I did this cook on a cool morning (27F degrees) a few days ago and it came out quite well. The Cobb Supreme is the largest cooker that the Cobb Company makes.
I added some hot salsa and jalapeƱo pepper slices to the Tijuana Surprise and some peppers to my Nachos as well. Served with some sliced tomatoes.
Here are the ingredients and this dish is an "artery slammer".
2-16oz packages of ground beef
1-med white onion finely chopped
1-envelope taco seasoning mix
3/4-cup water
1-16oz jar taco sauce (medium heat)
9-12 six inch flour tortillas
3-cups cheddar cheese
1-16oz can refried beans
2-cups sour cream
1-cup green onions
2-2oz cans of sliced black olives
The ingredients are just layered in and I started with some tortillas and then the spiced and sauced meat.

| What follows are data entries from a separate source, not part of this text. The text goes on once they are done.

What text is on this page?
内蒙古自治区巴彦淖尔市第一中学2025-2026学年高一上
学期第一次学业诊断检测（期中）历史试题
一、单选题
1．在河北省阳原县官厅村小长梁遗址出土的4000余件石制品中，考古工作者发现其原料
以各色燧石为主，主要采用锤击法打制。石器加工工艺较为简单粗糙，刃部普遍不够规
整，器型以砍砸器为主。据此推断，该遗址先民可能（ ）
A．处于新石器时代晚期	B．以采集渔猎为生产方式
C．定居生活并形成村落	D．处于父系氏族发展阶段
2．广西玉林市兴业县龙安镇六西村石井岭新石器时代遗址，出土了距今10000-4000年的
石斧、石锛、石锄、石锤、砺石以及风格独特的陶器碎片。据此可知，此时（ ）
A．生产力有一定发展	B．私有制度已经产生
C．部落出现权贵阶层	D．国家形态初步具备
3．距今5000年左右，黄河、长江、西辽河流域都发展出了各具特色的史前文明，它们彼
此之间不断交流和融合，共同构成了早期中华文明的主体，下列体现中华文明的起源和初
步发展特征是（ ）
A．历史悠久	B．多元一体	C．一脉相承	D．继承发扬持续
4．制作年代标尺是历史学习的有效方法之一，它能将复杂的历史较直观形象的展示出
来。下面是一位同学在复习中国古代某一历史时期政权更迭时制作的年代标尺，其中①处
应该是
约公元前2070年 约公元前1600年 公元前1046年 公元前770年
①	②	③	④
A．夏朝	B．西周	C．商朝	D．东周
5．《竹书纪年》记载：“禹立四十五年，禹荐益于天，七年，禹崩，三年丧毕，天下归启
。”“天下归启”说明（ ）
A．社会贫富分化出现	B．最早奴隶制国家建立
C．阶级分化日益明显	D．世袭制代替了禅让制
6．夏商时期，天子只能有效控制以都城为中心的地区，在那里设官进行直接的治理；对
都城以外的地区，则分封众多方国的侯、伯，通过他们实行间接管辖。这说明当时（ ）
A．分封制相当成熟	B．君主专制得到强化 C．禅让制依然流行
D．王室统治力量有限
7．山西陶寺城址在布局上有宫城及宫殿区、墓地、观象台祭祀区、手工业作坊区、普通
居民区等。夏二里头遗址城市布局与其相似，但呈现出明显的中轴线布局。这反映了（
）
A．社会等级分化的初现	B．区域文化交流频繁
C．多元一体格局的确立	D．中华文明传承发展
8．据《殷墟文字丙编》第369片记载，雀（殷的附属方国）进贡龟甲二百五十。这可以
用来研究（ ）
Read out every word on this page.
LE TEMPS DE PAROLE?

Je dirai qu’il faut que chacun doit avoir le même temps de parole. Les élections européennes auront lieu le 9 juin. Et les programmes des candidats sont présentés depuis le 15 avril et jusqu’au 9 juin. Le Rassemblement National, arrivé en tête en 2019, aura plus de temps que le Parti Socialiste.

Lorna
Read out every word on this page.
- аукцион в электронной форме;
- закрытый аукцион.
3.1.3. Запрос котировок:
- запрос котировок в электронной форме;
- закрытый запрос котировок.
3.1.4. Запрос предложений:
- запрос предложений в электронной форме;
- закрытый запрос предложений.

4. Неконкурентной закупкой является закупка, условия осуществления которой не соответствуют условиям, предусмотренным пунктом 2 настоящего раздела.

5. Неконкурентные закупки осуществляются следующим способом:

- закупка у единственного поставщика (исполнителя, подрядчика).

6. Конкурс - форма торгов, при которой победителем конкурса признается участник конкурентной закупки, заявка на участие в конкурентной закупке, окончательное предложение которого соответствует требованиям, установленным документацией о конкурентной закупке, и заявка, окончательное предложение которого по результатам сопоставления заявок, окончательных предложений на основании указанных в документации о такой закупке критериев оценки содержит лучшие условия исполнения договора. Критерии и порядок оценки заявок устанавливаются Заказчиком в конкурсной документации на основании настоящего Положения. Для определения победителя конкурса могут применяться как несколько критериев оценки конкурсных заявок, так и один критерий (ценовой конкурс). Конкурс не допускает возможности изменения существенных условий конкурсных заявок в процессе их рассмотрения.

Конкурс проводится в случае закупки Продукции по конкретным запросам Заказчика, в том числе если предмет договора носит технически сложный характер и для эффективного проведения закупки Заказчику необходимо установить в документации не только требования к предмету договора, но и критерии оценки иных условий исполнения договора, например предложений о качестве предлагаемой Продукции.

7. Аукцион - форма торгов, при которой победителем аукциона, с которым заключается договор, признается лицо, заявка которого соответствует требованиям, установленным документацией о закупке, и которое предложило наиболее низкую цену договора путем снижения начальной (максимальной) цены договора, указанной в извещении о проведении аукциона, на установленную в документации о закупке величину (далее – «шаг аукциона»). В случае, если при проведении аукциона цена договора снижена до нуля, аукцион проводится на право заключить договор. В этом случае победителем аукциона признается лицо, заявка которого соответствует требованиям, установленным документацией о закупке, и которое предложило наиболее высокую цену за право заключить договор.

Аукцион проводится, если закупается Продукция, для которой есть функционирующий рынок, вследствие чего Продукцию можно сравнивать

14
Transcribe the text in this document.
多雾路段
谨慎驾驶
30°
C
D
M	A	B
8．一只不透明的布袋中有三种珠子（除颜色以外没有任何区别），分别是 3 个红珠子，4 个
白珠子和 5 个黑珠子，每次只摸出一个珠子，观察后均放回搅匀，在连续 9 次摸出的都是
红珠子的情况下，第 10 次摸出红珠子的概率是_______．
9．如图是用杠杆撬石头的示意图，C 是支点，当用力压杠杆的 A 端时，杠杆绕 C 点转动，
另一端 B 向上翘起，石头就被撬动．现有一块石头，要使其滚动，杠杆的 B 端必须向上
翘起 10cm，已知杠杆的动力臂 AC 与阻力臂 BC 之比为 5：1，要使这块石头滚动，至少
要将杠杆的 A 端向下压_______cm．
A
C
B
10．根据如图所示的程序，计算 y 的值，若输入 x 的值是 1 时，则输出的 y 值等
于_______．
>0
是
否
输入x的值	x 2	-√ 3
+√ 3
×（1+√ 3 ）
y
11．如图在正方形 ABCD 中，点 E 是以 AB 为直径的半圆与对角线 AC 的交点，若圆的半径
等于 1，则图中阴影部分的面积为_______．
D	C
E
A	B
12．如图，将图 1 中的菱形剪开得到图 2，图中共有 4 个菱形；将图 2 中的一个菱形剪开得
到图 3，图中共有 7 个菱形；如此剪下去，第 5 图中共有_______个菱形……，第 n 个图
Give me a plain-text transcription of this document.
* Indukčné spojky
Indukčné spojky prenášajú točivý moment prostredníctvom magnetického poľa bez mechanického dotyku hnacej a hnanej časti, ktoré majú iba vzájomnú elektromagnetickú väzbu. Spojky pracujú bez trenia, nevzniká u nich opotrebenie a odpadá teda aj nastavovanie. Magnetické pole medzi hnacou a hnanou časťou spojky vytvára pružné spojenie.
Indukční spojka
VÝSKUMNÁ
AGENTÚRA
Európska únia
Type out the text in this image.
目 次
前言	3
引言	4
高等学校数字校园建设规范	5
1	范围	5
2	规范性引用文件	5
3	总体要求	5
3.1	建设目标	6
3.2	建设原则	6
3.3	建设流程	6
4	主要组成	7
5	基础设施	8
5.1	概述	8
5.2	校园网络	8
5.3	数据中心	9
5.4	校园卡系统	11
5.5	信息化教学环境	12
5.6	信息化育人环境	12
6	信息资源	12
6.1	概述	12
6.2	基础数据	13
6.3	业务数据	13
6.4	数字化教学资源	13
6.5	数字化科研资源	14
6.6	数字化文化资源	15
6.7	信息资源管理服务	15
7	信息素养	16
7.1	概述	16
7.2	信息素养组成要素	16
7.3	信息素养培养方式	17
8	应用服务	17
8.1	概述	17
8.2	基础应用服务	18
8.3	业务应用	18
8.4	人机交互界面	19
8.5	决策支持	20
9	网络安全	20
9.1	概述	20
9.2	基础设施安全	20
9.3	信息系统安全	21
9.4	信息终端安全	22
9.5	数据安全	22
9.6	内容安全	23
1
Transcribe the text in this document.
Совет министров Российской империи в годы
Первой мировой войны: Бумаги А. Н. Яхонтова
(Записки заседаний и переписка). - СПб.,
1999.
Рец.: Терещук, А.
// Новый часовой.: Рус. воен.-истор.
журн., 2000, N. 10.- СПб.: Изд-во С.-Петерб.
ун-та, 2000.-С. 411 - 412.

I then added a layer of shredded cheddar and another round of flour tortillas.Next came the refried beans.
Next was the two cups of sour cream, the black olives, and the chopped green onions.
Another layer of flour tortillas and then the second layer of meat. I finished up with a layer of 2 more cups of shredded cheddar cheese.
I used 16 all hardwood charcoal briquets and didn't add any smoke wood as I wanted just a hint of smoke with this dish.
I cooked this casserole at about 245F degrees for about 75 minutes and removed it from the cooker.
You just gotta love the size of the Cobb Supreme as it will hold a 9X13" casserole dish which sure gives me some great choices on what to cook on the grill. This dish will easily feed 12 people.
After I pulled the Tijuana Surprise off of the Supreme, I added my nacho dip and this finished up while my main course was cooling down.
Made 12 nice sized servings.
Doesn't that look good? It sure made a fine lunch.
I had hot stuff in the cheese sauce and then with the peppers on top, made a nice treat.
A fellow just gotta love a good Tex-Mex meal once in a while.